Ovarium mensekresi estrogen dan progesteron ke dalam aliran darah, dan dengan demikian mereka adalah kelenjar endokrin yang penting. Sebelum masa pubertas, indung telur diam, dan korteks setiap indung telur hanya mengandung folikel yang belum matang. Pubertas dimulai dengan sekresi nokturnal nukturnal gonadotropin-releasing hormone (GnRH) dari hipotalamus. Denyut nokturnal dimulai setidaknya sebagian dengan meningkatkan ukuran tubuh, yang dapat menyebabkan peningkatan sekresi leptin (dari bahasa Yunani leptos, yang berarti “tipis”; hormon protein yang penting untuk pengaturan reproduksi, metabolisme, dan berat badan), yang pada gilirannya mendorong sekresi GnRH.

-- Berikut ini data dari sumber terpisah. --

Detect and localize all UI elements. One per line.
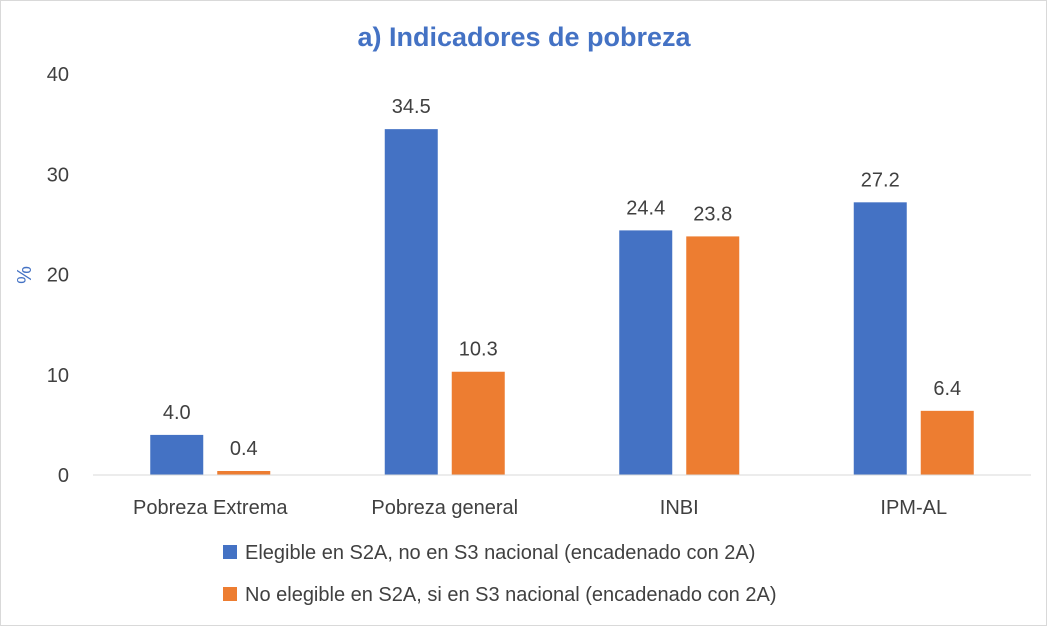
bar-elegible-2 <box>619 230 673 475</box>
data-label: 10.3 <box>459 339 498 361</box>
bar-elegible-3 <box>853 202 907 475</box>
bars: 4.0 0.4 34.5 10.3 24.4 23.8 27.2 6.4 <box>150 96 974 475</box>
data-label: 34.5 <box>392 96 431 118</box>
bar-elegible-0 <box>150 434 204 475</box>
x-axis-categories: Pobreza Extrema Pobreza general INBI IPM-AL <box>133 497 947 519</box>
legend-swatch-1 <box>223 587 237 601</box>
data-label: 6.4 <box>933 378 961 400</box>
y-tick-label: 40 <box>47 64 69 86</box>
data-label: 4.0 <box>163 402 191 424</box>
legend-label-0: Elegible en S2A, no en S3 nacional (enca… <box>245 542 755 564</box>
y-axis-label: % <box>14 266 36 284</box>
category-label: IPM-AL <box>880 497 947 519</box>
chart-title: a) Indicadores de pobreza <box>357 22 691 52</box>
bar-no-elegible-2 <box>686 236 740 475</box>
y-tick-label: 0 <box>58 465 69 487</box>
data-label: 23.8 <box>693 203 732 225</box>
bar-elegible-1 <box>384 129 438 475</box>
category-label: Pobreza Extrema <box>133 497 288 519</box>
y-tick-label: 20 <box>47 265 69 287</box>
data-label: 0.4 <box>230 438 258 460</box>
bar-no-elegible-3 <box>920 410 974 475</box>
y-tick-label: 10 <box>47 365 69 387</box>
legend-label-1: No elegible en S2A, si en S3 nacional (e… <box>245 584 776 606</box>
y-tick-label: 30 <box>47 164 69 186</box>
bar-no-elegible-1 <box>451 371 505 475</box>
category-label: INBI <box>660 497 699 519</box>
category-label: Pobreza general <box>371 497 518 519</box>
legend-swatch-0 <box>223 545 237 559</box>
legend: Elegible en S2A, no en S3 nacional (enca… <box>223 542 776 606</box>
y-axis-ticks: 0 10 20 30 40 <box>47 64 69 487</box>
bar-no-elegible-0 <box>217 470 271 475</box>
data-label: 24.4 <box>626 197 665 219</box>
data-label: 27.2 <box>861 169 900 191</box>
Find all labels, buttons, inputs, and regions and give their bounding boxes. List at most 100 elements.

Sekresi pulsatil GnRH mengaktifkan sel-sel gonadotrof pituitari anterior, menghasilkan pulsa sekresi FSH dalam jumlah sedang dan sejumlah besar LH. Pada waktunya, sekresi pulsatil GnRH dan sekresi pulsatil gonadotropin terjadi terus menerus. Peningkatan sekresi gonadotropin menyebabkan peningkatan produksi estrogen oleh ovarium. Estrogen mendorong perkembangan karakteristik seks sekunder dan pematangan folikel ovarium. Peningkatan sekresi estrogen biasanya terjadi antara usia 8 dan 14 tahun pada anak perempuan.

Dengan pematangan terus hipotalamus, hipofisis, dan ovarium, karakteristik aktivitas hipotalamus-hipofisis-ovarium siklik dari wanita dewasa dimulai. Selama hari-hari pertama siklus menstruasi, sekresi FSH meningkat, menyebabkan pematangan folikel seperti dijelaskan di atas. Ketika folikel matang, mereka mengeluarkan lebih banyak estradiol (yang paling kuat dari estrogen), yang disejajarkan dengan peningkatan sekresi LH.

Peningkatan sekresi LH mendorong sekresi lebih banyak estradiol dan sejumlah kecil progesteron yang kemudian memicu lonjakan sementara dalam sekresi LH dan pada tingkat yang lebih rendah sekresi FSH, menyebabkan pecahnya folikel Graafia dewasa. Lonjakan sekresi LH dapat dengan mudah dideteksi dalam urin, memberikan cara di mana wanita dapat menentukan apakah mereka telah mengalami ovulasi dan karena itu berpotensi subur.

Fase folikel dari siklus berakhir pada saat ovulasi. Konsentrasi LH, FSH, dan estradiol serum kemudian menurun secara signifikan, dan corpus luteum mulai menghasilkan sejumlah estrogen dan progesteron dalam jumlah besar. Ini dikenal sebagai fase luteal dari siklus menstruasi, yang berlangsung sampai corpus luteum merosot (luteolisis) dan produksi estradiol dan progesteron berkurang. Berkurangnya konsentrasi estrogen dan progesteron dalam serum menyebabkan penyempitan pembuluh darah rahim, sehingga mengganggu pengiriman oksigen dan nutrisi ke endometrium. Endometrium kemudian dilepaskan, menyebabkan karakteristik perdarahan vagina menstruasi. Kemudian siklus menstruasi baru dimulai.